According to the USDA, the number of households participating in food stamps funded by the federal government in Kentucky declined by 6.7% from June 2013.
According to recent data released by the Department of Agriculture there is a national decline in the use of Supplemental Nutrition Assistance Program (SNAP) Benefits. This trend is being seen in Kentucky as well. According to the data, the number of households participating in food stamps funded by the federal government in Kentucky declined by 6.7% from June 2013.

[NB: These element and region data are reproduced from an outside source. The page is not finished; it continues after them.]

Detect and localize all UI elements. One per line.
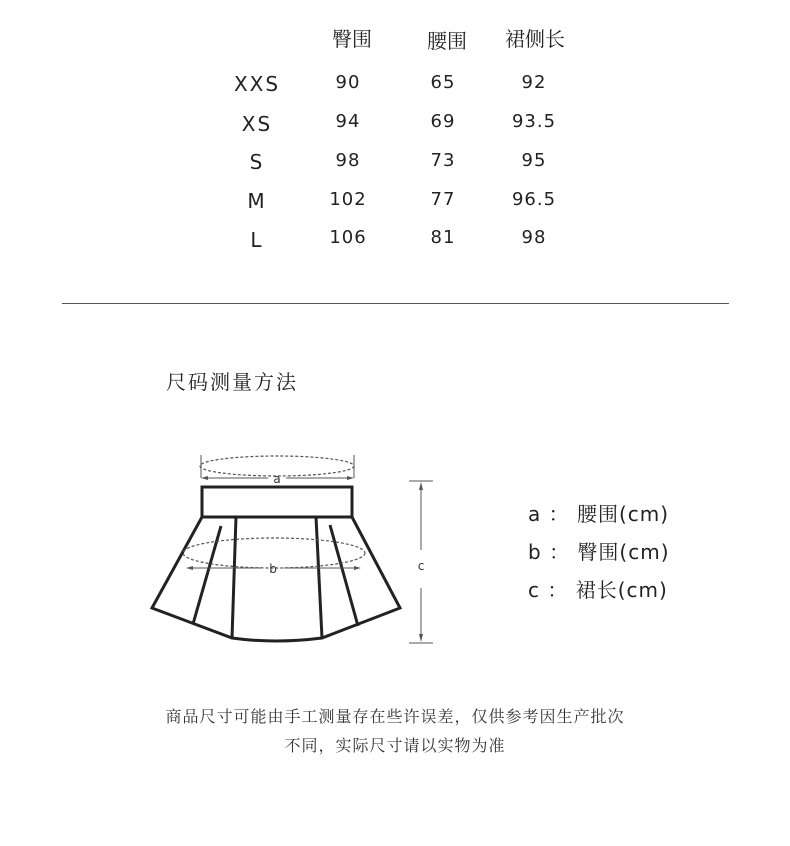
pleat-line [232,517,236,638]
legend-sep: ： [549,540,571,564]
pleat-line [316,517,322,638]
legend-item-c [528,574,668,603]
waist-value: 77 [430,189,456,210]
size-label: S [249,150,265,174]
length-value: 96.5 [511,189,557,210]
header-hip: 臀围 [332,27,372,51]
label-b: b [269,562,277,576]
pleat-line [193,526,221,624]
waist-value: 65 [430,72,456,93]
arrow-left-icon [201,476,208,480]
legend-key: c [528,578,540,602]
size-label: M [247,189,267,213]
arrow-up-icon [419,482,423,490]
arrow-right-icon [354,566,361,570]
legend-text: 腰围(cm) [576,502,670,526]
hip-value: 106 [329,227,367,248]
waist-value: 73 [430,150,456,171]
size-label: XXS [233,72,281,96]
length-value: 92 [521,72,547,93]
disclaimer-line-2: 不同，实际尺寸请以实物为准 [284,736,506,755]
hip-value: 90 [335,72,361,93]
length-value: 98 [521,227,547,248]
legend-key: a [528,502,542,526]
length-value: 93.5 [511,111,557,132]
arrow-left-icon [186,566,193,570]
legend-item-a [528,498,669,527]
waistband-shape [202,487,352,517]
waist-value: 69 [430,111,456,132]
measurement-method-title: 尺码测量方法 [166,370,298,394]
header-length: 裙侧长 [505,27,565,51]
pleat-line [330,525,358,626]
length-value: 95 [521,150,547,171]
size-label: L [250,228,264,252]
legend-sep: ： [548,502,570,526]
arrow-down-icon [419,634,423,642]
hip-value: 94 [335,111,361,132]
legend-text: 裙长(cm) [575,578,668,602]
label-c: c [417,559,425,573]
legend-item-b [528,536,670,565]
arrow-right-icon [347,476,354,480]
hip-value: 102 [329,189,367,210]
label-a: a [273,472,281,486]
skirt-outline [152,517,400,641]
waist-value: 81 [430,227,456,248]
hip-value: 98 [335,150,361,171]
disclaimer-line-1: 商品尺寸可能由手工测量存在些许误差，仅供参考因生产批次 [165,707,625,726]
legend-text: 臀围(cm) [577,540,670,564]
header-waist: 腰围 [427,29,467,53]
size-label: XS [241,112,273,136]
legend-sep: ： [547,578,569,602]
legend-key: b [528,540,542,564]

This view paints a generally positive picture for Kentucky’s economy signaling that recent job market improvements are indeed affecting our region. The U.S.D.A. reported last year that Kentucky’s 2nd congressional district – which includes Bowling Green, Owensboro, and Elizabethtown – accounted for roughly 41,000 of Kentucky’s 422,704 current households receiving benefits from SNAP. The table below from the U.S.D.A. compares the characteristics of households receiving SNAP funds with those who are not.
In order to be eligible households must meet federal minimum income requirements of 130% of the federal poverty level – a monthly gross income of $2,552 (or $30,624 annually) for a family of four. The graph below illustrates the growth trends of median household income and non-farm employment in Kentucky. The graph illustrates the relationship between employment and median household income. Even though data for median household income only dates to 2012, we can assume from the general relationship between these two variables that median household income has continued to grow since 2012 as employment has increased. SNAP eligibility requirements have been loosened in recent years as a part of the Food Stamp Provision in the 2008 Farm Bill and the fact that enrollments continue to decline suggests that increasing income and employment in Kentucky is making those who were once eligible now ineligible or participants are no longer in need of assistance.